Когда Рескальо заплатил за свою канифоль, Грегорио с удивлением заметил, что итальянец вдобавок купил ему комплект новых струн для скрипки.
— Но у меня нет денег, чтобы за них заплатить, — сказал, смутившись, мальчик.
— Разве я не говорил, что приглашаю тебя? Ты наверняка решил, что выпить кока-колы, верно? Эти струны — фирменное угощение от «Скерцандо» для твоего смычка, — произнес со своей меланхоличной улыбкой итальянец, — я заметил в переходе, что они очень старые. Впрочем, мой скромный бюджет это выдержит.
Благодарно кивнув, мальчик вспомнил, что каждый раз, когда приходилось покупать для скрипки новые струны — время от времени их полагается менять, иначе они порвутся на концах, — отец начинает пыхтеть, как паровой утюг, сетуя на непомерную цену, и спрашивать, нет ли более дешевых.
— Струны из нейлона или синтетического волоса годятся только для дешевых скрипок, папа. Для хорошего смычка требуется настоящий конский волос из хвоста жеребца, и только жеребца, потому что на хвост кобылы попадает моча, а мочевая кислота разъедает волос, делая его непригодным.
— Но все же это просто конский волос. Почему он так дорого стоит?
— Потому что его берут у жеребцов, живущих в холодных климатических зонах, чтобы волос был более крепким. Мой преподаватель покупает волос из Монголии.

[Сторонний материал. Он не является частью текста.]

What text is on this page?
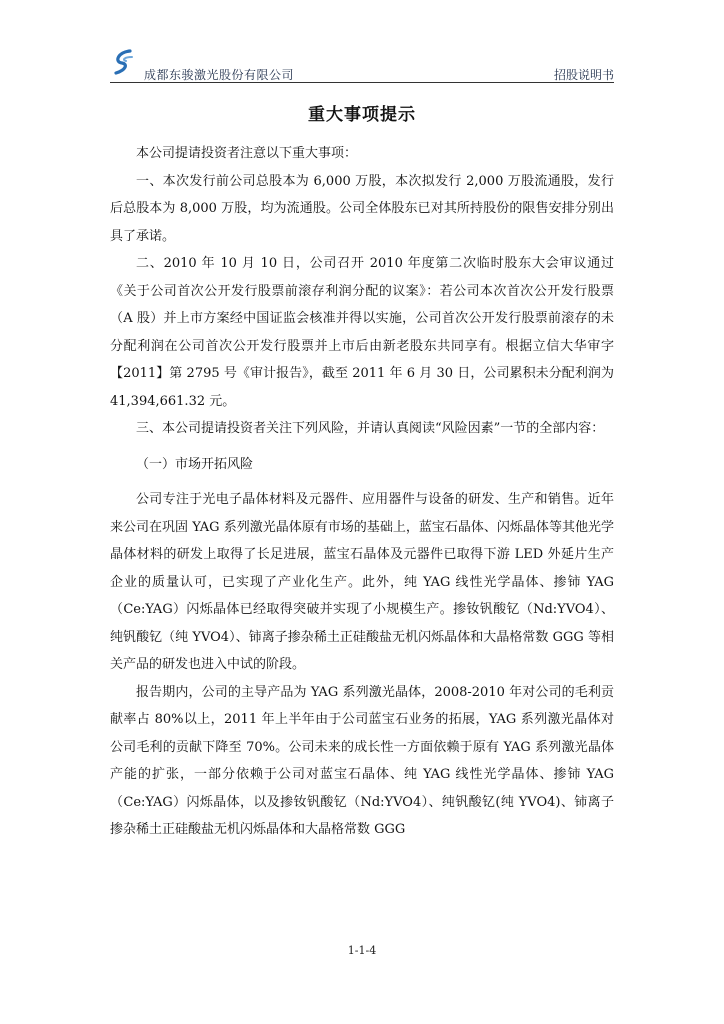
成都东骏激光股份有限公司	招股说明书
重大事项提示

本公司提请投资者注意以下重大事项：

一、本次发行前公司总股本为 6,000 万股，本次拟发行 2,000 万股流通股，发行后总股本为 8,000 万股，均为流通股。公司全体股东已对其所持股份的限售安排分别出具了承诺。

二、2010 年 10 月 10 日，公司召开 2010 年度第二次临时股东大会审议通过《关于公司首次公开发行股票前滚存利润分配的议案》：若公司本次首次公开发行股票（A 股）并上市方案经中国证监会核准并得以实施，公司首次公开发行股票前滚存的未分配利润在公司首次公开发行股票并上市后由新老股东共同享有。根据立信大华审字【2011】第 2795 号《审计报告》，截至 2011 年 6 月 30 日，公司累积未分配利润为 41,394,661.32 元。

三、本公司提请投资者关注下列风险，并请认真阅读“风险因素”一节的全部内容：

（一）市场开拓风险

公司专注于光电子晶体材料及元器件、应用器件与设备的研发、生产和销售。近年来公司在巩固 YAG 系列激光晶体原有市场的基础上，蓝宝石晶体、闪烁晶体等其他光学晶体材料的研发上取得了长足进展，蓝宝石晶体及元器件已取得下游 LED 外延片生产企业的质量认可，已实现了产业化生产。此外，纯 YAG 线性光学晶体、掺铈 YAG（Ce:YAG）闪烁晶体已经取得突破并实现了小规模生产。掺钕钒酸钇（Nd:YVO4）、纯钒酸钇（纯 YVO4）、铈离子掺杂稀土正硅酸盐无机闪烁晶体和大晶格常数 GGG 等相关产品的研发也进入中试的阶段。

报告期内，公司的主导产品为 YAG 系列激光晶体，2008-2010 年对公司的毛利贡献率占 80%以上，2011 年上半年由于公司蓝宝石业务的拓展，YAG 系列激光晶体对公司毛利的贡献下降至 70%。公司未来的成长性一方面依赖于原有 YAG 系列激光晶体产能的扩张，一部分依赖于公司对蓝宝石晶体、纯 YAG 线性光学晶体、掺铈 YAG（Ce:YAG）闪烁晶体，以及掺钕钒酸钇（Nd:YVO4）、纯钒酸钇(纯 YVO4)、铈离子掺杂稀土正硅酸盐无机闪烁晶体和大晶格常数 GGG

1-1-4
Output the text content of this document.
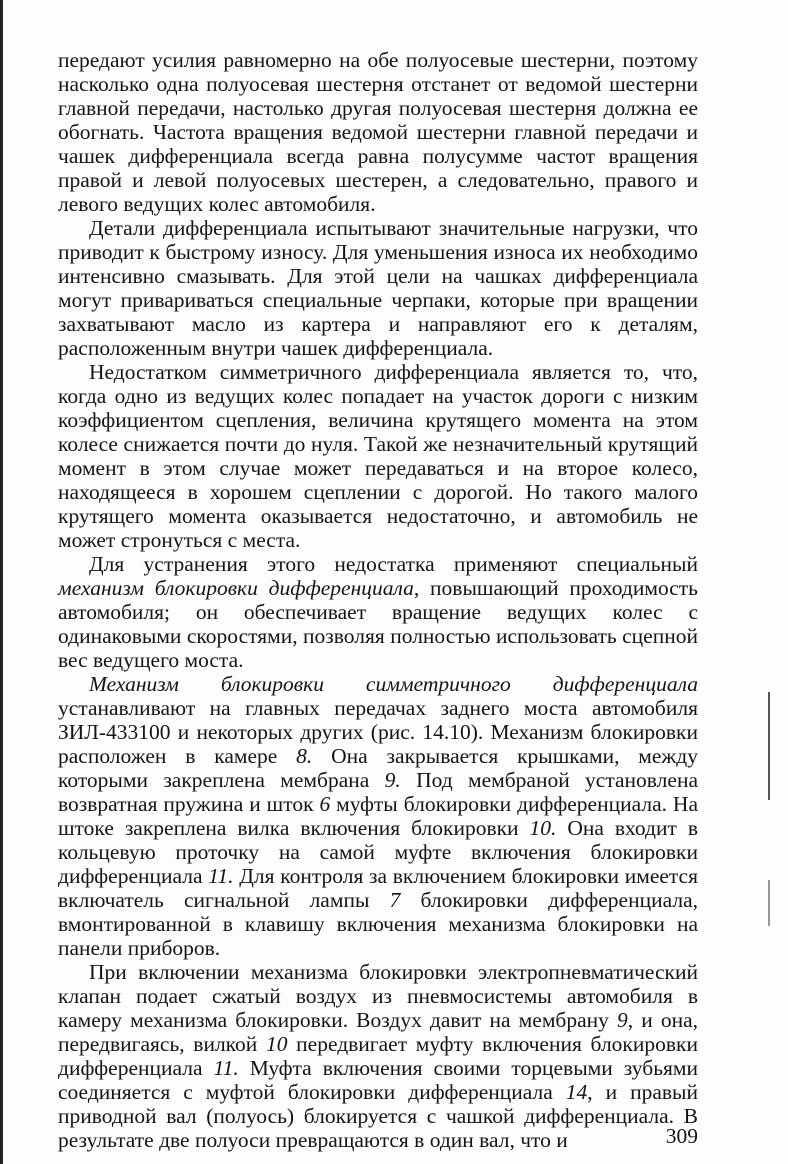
передают усилия равномерно на обе полуосевые шестерни, поэтому насколько одна полуосевая шестерня отстанет от ведомой шестерни главной передачи, настолько другая полуосевая шестерня должна ее обогнать. Частота вращения ведомой шестерни главной передачи и чашек дифференциала всегда равна полусумме частот вращения правой и левой полуосевых шестерен, а следовательно, правого и левого ведущих колес автомобиля.

Детали дифференциала испытывают значительные нагрузки, что приводит к быстрому износу. Для уменьшения износа их необходимо интенсивно смазывать. Для этой цели на чашках дифференциала могут привариваться специальные черпаки, которые при вращении захватывают масло из картера и направляют его к деталям, расположенным внутри чашек дифференциала.

Недостатком симметричного дифференциала является то, что, когда одно из ведущих колес попадает на участок дороги с низким коэффициентом сцепления, величина крутящего момента на этом колесе снижается почти до нуля. Такой же незначительный крутящий момент в этом случае может передаваться и на второе колесо, находящееся в хорошем сцеплении с дорогой. Но такого малого крутящего момента оказывается недостаточно, и автомобиль не может стронуться с места.

Для устранения этого недостатка применяют специальный механизм блокировки дифференциала, повышающий проходимость автомобиля; он обеспечивает вращение ведущих колес с одинаковыми скоростями, позволяя полностью использовать сцепной вес ведущего моста.

Механизм блокировки симметричного дифференциала устанавливают на главных передачах заднего моста автомобиля ЗИЛ-433100 и некоторых других (рис. 14.10). Механизм блокировки расположен в камере 8. Она закрывается крышками, между которыми закреплена мембрана 9. Под мембраной установлена возвратная пружина и шток 6 муфты блокировки дифференциала. На штоке закреплена вилка включения блокировки 10. Она входит в кольцевую проточку на самой муфте включения блокировки дифференциала 11. Для контроля за включением блокировки имеется включатель сигнальной лампы 7 блокировки дифференциала, вмонтированной в клавишу включения механизма блокировки на панели приборов.

При включении механизма блокировки электропневматический клапан подает сжатый воздух из пневмосистемы автомобиля в камеру механизма блокировки. Воздух давит на мембрану 9, и она, передвигаясь, вилкой 10 передвигает муфту включения блокировки дифференциала 11. Муфта включения своими торцевыми зубьями соединяется с муфтой блокировки дифференциала 14, и правый приводной вал (полуось) блокируется с чашкой дифференциала. В результате две полуоси превращаются в один вал, что и	309
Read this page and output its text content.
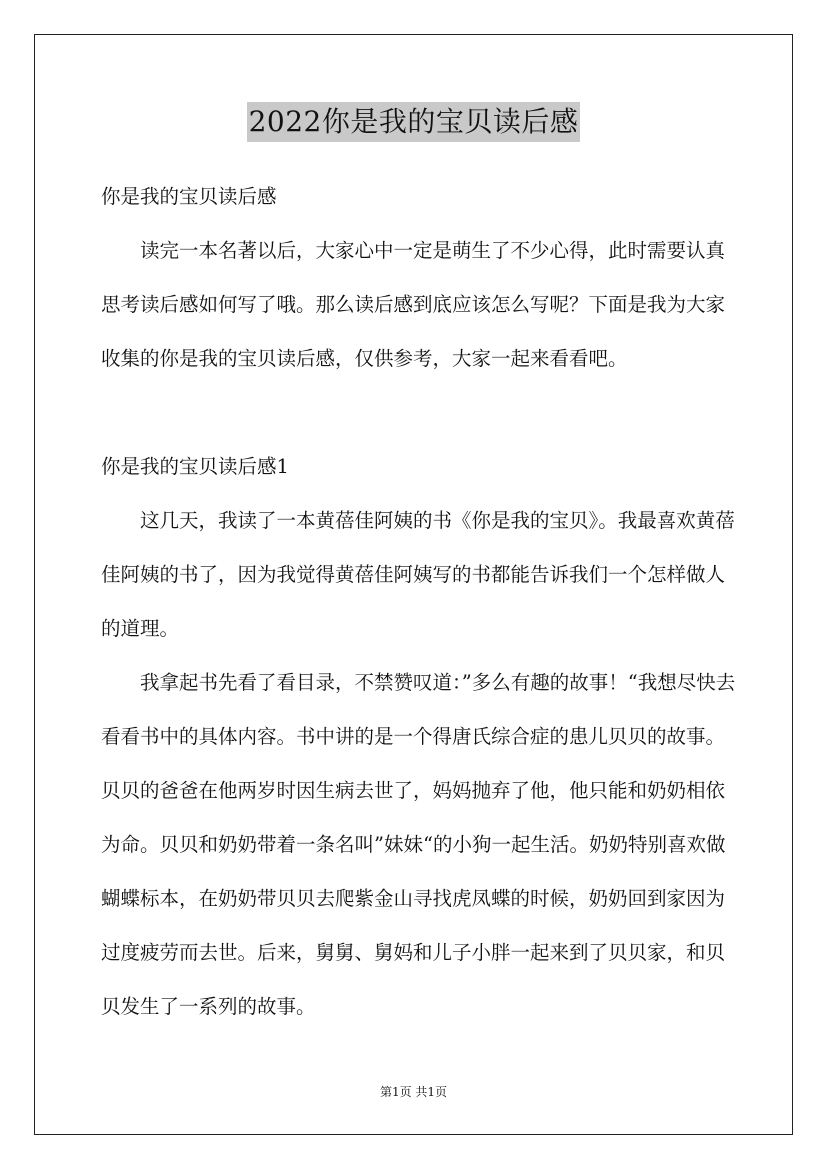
2022你是我的宝贝读后感

你是我的宝贝读后感

读完一本名著以后，大家心中一定是萌生了不少心得，此时需要认真思考读后感如何写了哦。那么读后感到底应该怎么写呢？下面是我为大家收集的你是我的宝贝读后感，仅供参考，大家一起来看看吧。

你是我的宝贝读后感1

这几天，我读了一本黄蓓佳阿姨的书《你是我的宝贝》。我最喜欢黄蓓佳阿姨的书了，因为我觉得黄蓓佳阿姨写的书都能告诉我们一个怎样做人的道理。

我拿起书先看了看目录，不禁赞叹道：”多么有趣的故事！“我想尽快去看看书中的具体内容。书中讲的是一个得唐氏综合症的患儿贝贝的故事。贝贝的爸爸在他两岁时因生病去世了，妈妈抛弃了他，他只能和奶奶相依为命。贝贝和奶奶带着一条名叫”妹妹“的小狗一起生活。奶奶特别喜欢做蝴蝶标本，在奶奶带贝贝去爬紫金山寻找虎凤蝶的时候，奶奶回到家因为过度疲劳而去世。后来，舅舅、舅妈和儿子小胖一起来到了贝贝家，和贝贝发生了一系列的故事。

第1页 共1页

Выйдя из магазина, они с радостью увидели, что дождь кончился. Грегорио, возможно еще опьяненный музыкальным ароматом этого места, вдруг неожиданно для самого себя предложил Рескальо на итальянском:
— Сыграем дуэтом?
— Прямо сейчас?
— Почему бы и нет?
— На улице?
— Можно у меня. Я живу в двух шагах отсюда.
Рескальо бросил взгляд на часы, чтобы придать себе веса в глазах мальчугана. Он хотел продемонстрировать, что у него сегодня много дел, хотя в действительности до десяти он был абсолютно свободен. Но даже в этом случае он предпочел немного поломаться.
— А не поздно?
— Еще нет восьми. Видишь ли, мой отец всегда говорит, что в музыке, как в теннисе, чтобы совершенствоваться, надо играть с теми, кто сильнее тебя. А я всегда играю с Начо, но он гораздо слабее, он сам так говорит.